L'autore ha scelto di presentarsi con le fluenti stilizzazioni degli ultimi anni, di intenzionalità mitica e talora archetipa. Ma essendo, ritengo, improponibili, considerando e valutando la sua risoluzione spontanea, immediata, "nativa" del problema creativo della modulazione ed evocazione della forma plastica e tridimensionale nello spazio e dall'altra parte la sua sensibile (non compiaciuta) manualità nel trattamento delle materie scultoree, la contrapposizione di tradizione contemporanea, fra mimèsi della realtà visiva e psicologica e estrazione da essa, vi è qui almeno il ritratto della moglie in terracotta colorata (d'altronde del 1988) e rappresentare il primo versante.
 
La concezione tradizionale dell'espressione, del "linguaggio" attraverso la creazione di forme visive come ragione intima di vita è del tutto valida nel caso di Chiazza; lo è tanto più di quanto, dopo l'apprendistato siciliano alla Scuola d'Arte di Sciacca e la frequentazione di artisti come Messina e Bodini, la padronanza del "mestiere" e della materia è tutta ed esclusivamente frutto in continua crescita di una personale, giustificata fedeltà ad un sogno, ad una vocazione, non slegata, ma nemmeno subordinata alle circostanza materiali e quotidiane del vivere.
 
Ciò che colpisce in effetti nelle sue opere, siano esse "figurate" fino all'illusionismo della coloritura - e mi viene in mente, nella tradizione nostra del comportamento, addirittura il linguaggio, nella sintesi estrema e ideale del corpo plastico e delle sue superfici e da una parte la loro vitalità quasi un espressione di una dinamica d'amore da parte del loro autore e dall'altra la capacità manuale di trarre dalla materia, dal suo corpo e dalle sue superfici, di volta in volta la particolare vocazione plastica.
 
Per questo mi sembra che, al di là della sua scelta culturale attuale (e ben venga la cultura a innervare e focalizzare la potenzialità naturale), una vibrazione vitale, una spontanea avvolgente interazione fra forme, spazio, luce, accomuni i suoi ritratti e suoi simboli primigenii di paternità, di lotta.

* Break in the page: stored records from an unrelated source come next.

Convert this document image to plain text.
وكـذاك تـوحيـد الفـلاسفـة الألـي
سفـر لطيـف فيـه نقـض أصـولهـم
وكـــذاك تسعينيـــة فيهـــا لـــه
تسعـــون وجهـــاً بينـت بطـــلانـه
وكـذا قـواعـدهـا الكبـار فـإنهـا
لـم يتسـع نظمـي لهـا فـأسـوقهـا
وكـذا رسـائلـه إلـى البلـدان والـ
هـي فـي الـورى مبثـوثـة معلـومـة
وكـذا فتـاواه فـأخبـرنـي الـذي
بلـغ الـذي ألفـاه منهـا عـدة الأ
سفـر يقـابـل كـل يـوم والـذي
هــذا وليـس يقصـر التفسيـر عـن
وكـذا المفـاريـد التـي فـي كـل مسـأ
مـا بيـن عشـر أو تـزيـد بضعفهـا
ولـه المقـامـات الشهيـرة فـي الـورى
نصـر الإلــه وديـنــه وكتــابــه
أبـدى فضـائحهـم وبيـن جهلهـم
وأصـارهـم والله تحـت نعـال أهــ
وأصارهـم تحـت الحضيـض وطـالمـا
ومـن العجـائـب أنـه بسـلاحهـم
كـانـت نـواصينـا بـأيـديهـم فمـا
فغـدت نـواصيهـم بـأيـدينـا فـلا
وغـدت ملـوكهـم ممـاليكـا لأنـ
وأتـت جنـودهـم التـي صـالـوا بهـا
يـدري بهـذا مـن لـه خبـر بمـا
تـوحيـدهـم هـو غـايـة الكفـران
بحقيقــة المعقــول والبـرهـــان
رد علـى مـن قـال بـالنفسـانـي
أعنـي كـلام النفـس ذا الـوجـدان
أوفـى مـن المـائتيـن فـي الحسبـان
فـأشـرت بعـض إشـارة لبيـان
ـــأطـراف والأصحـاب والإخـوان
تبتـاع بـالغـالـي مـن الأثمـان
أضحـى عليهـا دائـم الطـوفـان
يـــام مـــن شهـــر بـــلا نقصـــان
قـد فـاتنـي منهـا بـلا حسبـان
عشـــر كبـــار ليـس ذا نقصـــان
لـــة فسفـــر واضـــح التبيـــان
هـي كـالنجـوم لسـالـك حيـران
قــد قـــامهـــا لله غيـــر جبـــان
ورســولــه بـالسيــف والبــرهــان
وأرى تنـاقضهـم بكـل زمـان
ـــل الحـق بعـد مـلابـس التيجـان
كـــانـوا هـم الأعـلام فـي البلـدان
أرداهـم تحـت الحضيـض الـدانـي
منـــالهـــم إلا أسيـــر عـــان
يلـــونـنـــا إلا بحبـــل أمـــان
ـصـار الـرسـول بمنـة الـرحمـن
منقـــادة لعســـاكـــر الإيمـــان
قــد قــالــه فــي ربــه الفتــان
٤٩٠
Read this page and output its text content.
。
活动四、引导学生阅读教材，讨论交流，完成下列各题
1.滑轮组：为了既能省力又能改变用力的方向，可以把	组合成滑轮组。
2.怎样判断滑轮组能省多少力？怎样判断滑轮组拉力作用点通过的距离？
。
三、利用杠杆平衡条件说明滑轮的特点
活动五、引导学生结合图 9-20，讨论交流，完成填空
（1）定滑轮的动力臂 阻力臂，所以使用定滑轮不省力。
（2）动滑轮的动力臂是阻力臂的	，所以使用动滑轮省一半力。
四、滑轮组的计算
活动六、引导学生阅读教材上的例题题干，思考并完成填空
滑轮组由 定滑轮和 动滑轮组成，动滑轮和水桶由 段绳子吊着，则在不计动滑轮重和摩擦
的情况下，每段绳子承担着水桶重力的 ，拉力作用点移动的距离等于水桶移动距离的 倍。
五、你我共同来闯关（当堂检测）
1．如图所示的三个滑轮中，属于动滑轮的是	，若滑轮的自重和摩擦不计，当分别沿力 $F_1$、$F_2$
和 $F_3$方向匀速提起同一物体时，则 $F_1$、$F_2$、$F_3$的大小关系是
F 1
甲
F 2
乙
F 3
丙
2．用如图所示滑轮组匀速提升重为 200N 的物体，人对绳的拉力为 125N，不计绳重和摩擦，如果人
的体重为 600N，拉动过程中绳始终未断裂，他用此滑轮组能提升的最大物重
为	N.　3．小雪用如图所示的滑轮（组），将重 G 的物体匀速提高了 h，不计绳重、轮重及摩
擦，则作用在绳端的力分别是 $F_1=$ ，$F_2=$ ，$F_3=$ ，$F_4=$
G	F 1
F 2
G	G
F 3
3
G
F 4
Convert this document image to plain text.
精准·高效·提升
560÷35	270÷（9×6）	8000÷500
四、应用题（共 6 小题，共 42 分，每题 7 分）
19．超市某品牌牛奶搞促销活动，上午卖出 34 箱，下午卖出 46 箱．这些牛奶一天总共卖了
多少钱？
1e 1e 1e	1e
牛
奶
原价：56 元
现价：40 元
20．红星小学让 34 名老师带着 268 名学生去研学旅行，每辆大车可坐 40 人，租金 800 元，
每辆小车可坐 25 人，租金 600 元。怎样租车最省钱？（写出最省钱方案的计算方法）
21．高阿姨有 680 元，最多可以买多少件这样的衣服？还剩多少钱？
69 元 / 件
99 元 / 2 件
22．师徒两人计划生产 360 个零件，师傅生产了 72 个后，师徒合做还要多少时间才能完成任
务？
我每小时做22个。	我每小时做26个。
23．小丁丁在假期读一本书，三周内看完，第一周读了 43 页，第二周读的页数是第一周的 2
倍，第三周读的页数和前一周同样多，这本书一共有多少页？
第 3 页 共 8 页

La scelta di fondo di Chiazza non è tanto quella fra realtà e astrazione, propostagli dalla sua capacità di operare in una dimensione culturale attuale, quanto quella di credere ancora lungo una tradizione che corre dai valori "magici" e mitici sotto ogni latitudine fino alla Arp, a Moore, a Viani, nella vocazione della materia a farsi forma, per via di "levare" o per via di "porre"; e forma viva, trasfigurata, vibratile, in cui entra anche in gioco la qualità cromatica.
 
Mi hanno colpito, nel rapporto e dibattito processuale e direi sensuale, fra Chiazza e le sue materie, due fatti: nei gesti predisposti almeno per la fusione (comunque mirabilmente autosufficienti) e nelle terrecotte, la capillare graffiatura delle superfici, atta a captare la massima potenzialità animante della luce e l'intrinseca necessità della coloritura o della patinatura; nei legni, la funzione che assumono i noduli e persino le nascoste imperfezioni nel guidare letteralmente la mano e la sgorbia fino al limite, altrettanto necessario rispetto all'idea iniziale di forma del perfetto equilibrio fra i pieni e i vuoti e la fluenza dei piani e i segni originali della vita nel tempo del legno stesso.